Engineering and construction companies therefore have a valuable role to play, according to Litti. "They have a responsibility to facilitate the transition to a more sustainable construction practice and must take it," he says. "They must help builders, developers, private individuals and architects to identify the environmental implications - throughout the life cycle - of certain design choices.
According to the engineer, this must be done in a quantifiable manner. "If the environmental implications of design choices are not evaluated through a life cycle analysis or LCA, there is a risk of greenwashing. A particular design or construction practice is then described as environmentally friendly, even though this is completely impossible to substantiate. Let me give you an example: locally produced building materials are almost always labelled more environmentally friendly than imported materials. Yet that is not always true. A locally produced product from an inefficient and polluting factory can have a larger ecological footprint than a product manufactured much further away but in an (energy) efficient factory and transported to the construction site through an optimised logistics process".
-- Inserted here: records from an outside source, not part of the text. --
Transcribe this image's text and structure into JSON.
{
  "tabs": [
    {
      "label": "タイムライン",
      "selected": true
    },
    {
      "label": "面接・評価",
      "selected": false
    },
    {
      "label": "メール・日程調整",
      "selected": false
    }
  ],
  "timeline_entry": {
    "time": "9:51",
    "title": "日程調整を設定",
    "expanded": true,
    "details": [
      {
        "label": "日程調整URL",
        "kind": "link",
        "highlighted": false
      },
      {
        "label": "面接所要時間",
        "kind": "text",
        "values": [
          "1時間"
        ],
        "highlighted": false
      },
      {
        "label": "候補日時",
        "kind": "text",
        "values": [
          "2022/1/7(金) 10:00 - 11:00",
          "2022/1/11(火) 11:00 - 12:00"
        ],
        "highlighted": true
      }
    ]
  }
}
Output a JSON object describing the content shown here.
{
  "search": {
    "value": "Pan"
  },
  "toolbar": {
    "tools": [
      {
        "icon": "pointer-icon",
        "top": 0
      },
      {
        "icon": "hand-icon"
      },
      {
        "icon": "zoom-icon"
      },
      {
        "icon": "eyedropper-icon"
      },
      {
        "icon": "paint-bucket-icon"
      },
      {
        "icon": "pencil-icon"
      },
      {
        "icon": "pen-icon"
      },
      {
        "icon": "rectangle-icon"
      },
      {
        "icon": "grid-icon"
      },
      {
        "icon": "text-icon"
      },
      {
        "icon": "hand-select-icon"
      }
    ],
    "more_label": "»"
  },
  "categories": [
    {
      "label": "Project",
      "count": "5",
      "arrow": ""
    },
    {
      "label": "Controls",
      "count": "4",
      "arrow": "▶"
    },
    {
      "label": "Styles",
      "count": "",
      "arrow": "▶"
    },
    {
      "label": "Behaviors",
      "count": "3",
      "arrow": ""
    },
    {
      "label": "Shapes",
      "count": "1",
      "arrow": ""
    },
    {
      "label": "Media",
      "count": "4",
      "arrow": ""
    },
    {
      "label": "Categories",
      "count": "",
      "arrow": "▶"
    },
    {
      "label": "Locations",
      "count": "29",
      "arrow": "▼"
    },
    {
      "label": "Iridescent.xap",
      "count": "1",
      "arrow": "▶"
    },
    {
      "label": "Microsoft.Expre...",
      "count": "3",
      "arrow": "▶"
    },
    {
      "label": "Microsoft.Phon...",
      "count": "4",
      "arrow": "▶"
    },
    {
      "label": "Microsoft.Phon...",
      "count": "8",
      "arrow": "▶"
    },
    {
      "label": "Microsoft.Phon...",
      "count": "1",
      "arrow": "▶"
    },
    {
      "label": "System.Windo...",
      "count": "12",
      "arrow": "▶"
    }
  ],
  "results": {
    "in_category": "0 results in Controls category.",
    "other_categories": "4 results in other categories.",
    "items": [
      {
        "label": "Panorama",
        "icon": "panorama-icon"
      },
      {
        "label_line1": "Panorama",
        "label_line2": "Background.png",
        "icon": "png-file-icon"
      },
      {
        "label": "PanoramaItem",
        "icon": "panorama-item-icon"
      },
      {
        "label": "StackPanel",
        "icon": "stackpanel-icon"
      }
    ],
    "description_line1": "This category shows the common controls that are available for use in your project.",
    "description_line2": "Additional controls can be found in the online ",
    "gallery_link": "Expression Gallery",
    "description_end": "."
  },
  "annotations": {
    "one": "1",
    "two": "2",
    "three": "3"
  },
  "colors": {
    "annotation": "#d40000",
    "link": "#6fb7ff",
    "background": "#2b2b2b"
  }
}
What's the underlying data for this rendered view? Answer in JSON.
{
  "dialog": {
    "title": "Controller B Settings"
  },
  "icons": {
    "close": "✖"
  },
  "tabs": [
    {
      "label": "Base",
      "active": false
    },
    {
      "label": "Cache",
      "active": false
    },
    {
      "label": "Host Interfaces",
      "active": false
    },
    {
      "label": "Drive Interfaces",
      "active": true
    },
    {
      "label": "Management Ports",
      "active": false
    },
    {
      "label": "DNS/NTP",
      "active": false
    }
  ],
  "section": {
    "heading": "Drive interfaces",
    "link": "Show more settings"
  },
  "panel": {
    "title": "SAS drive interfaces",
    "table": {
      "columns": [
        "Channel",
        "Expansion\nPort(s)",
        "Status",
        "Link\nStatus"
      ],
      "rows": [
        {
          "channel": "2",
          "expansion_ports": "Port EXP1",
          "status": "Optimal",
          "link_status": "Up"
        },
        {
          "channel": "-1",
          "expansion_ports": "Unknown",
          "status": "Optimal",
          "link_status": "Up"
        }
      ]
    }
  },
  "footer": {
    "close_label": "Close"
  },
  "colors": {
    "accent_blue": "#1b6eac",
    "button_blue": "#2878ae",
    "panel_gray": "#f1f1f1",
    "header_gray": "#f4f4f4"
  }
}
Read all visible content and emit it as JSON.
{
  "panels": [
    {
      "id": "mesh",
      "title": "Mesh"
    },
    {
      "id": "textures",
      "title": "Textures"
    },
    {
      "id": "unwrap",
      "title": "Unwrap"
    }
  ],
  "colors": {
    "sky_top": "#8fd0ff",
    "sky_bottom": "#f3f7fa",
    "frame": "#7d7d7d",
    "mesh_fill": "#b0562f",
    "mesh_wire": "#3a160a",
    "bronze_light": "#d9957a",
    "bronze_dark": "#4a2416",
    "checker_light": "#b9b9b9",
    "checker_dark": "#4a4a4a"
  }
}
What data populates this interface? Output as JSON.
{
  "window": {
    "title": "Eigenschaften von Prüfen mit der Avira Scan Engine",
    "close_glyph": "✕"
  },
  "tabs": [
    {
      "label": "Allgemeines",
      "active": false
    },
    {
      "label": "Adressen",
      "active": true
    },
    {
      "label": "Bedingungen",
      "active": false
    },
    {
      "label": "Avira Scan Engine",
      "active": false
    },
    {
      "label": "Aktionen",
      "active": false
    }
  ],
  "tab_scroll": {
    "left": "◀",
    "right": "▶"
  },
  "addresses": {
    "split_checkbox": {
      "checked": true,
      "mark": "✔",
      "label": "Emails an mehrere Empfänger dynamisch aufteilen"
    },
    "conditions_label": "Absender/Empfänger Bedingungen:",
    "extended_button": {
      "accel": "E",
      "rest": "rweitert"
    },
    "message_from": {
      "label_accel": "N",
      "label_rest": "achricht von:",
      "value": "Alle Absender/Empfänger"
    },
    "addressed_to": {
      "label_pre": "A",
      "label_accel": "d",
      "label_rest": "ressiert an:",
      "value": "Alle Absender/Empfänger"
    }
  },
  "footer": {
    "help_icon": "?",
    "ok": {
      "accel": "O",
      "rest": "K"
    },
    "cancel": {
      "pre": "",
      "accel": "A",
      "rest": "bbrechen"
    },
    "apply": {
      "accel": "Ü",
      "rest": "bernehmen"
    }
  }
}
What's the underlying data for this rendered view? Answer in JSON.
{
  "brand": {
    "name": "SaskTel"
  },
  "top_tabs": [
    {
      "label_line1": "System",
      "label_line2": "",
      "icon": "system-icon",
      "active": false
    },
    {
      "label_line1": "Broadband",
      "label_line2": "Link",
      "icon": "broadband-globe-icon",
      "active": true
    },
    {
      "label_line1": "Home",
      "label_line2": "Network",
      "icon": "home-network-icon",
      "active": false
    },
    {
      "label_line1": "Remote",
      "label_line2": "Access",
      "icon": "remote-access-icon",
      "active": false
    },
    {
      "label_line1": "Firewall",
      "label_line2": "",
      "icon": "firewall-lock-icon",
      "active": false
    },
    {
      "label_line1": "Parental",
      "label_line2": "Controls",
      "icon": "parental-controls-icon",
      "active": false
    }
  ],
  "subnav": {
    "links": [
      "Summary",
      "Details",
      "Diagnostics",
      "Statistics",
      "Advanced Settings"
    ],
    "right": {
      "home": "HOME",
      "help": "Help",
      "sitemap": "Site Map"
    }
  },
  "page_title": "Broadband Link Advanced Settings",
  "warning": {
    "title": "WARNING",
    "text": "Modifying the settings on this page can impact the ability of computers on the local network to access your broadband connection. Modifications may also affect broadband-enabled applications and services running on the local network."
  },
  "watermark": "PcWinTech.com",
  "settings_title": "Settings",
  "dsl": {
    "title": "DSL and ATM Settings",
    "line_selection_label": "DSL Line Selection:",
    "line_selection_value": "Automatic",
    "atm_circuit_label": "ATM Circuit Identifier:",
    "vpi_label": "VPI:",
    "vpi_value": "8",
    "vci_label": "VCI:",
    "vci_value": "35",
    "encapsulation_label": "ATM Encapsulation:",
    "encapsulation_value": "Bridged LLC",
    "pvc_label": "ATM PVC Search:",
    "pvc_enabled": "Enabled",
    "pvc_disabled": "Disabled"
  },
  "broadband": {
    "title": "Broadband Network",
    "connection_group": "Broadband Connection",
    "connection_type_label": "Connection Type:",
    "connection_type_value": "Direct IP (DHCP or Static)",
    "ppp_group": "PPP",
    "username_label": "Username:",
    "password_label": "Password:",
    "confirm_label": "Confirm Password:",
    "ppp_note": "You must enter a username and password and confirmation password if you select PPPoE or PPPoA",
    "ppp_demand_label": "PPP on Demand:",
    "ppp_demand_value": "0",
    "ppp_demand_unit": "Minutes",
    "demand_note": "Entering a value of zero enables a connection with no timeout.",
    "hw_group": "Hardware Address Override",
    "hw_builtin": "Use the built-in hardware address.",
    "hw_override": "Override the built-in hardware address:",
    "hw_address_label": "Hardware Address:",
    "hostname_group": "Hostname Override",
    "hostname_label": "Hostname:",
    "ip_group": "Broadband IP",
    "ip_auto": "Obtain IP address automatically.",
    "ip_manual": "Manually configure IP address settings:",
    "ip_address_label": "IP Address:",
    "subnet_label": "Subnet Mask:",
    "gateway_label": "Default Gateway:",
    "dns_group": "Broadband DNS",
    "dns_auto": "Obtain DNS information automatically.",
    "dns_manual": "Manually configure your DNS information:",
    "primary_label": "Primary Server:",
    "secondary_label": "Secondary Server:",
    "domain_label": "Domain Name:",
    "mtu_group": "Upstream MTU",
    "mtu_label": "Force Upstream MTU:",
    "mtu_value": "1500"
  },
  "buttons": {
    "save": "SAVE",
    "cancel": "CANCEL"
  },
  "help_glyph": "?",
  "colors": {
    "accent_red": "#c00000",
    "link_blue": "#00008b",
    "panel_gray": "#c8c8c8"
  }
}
To provide clients with a better understanding of the environmental impact of their project or the materials used throughout its lifecycle, VK Architects & Engineers has therefore developed its own assessment methodologies and calculation tools that can be used in both new-build and renovation projects, as well as for infrastructure works. "For example, we use the in-house developed VKaLCA tool to screen design choices in order to improve their environmental performance. Or we deliver studies that help customers make a sustainable choice of building materials, taking into account both ecological and economic costs. We are seeing a real increase in demand for sustainable sourcing and efficient use of materials. Our engineers also carry out so-called pre-demolition audits - especially in the context of renovation projects - to contribute to the containment of construction and demolition waste as defined in the REMR, as well as research into the re-use potential of materials and the development of environmentally friendly building maintenance programmes".
"In short," concludes Litti, "we are committed to facilitating the transition to a more sustainable design and construction practice by supporting our clients throughout the entire construction process".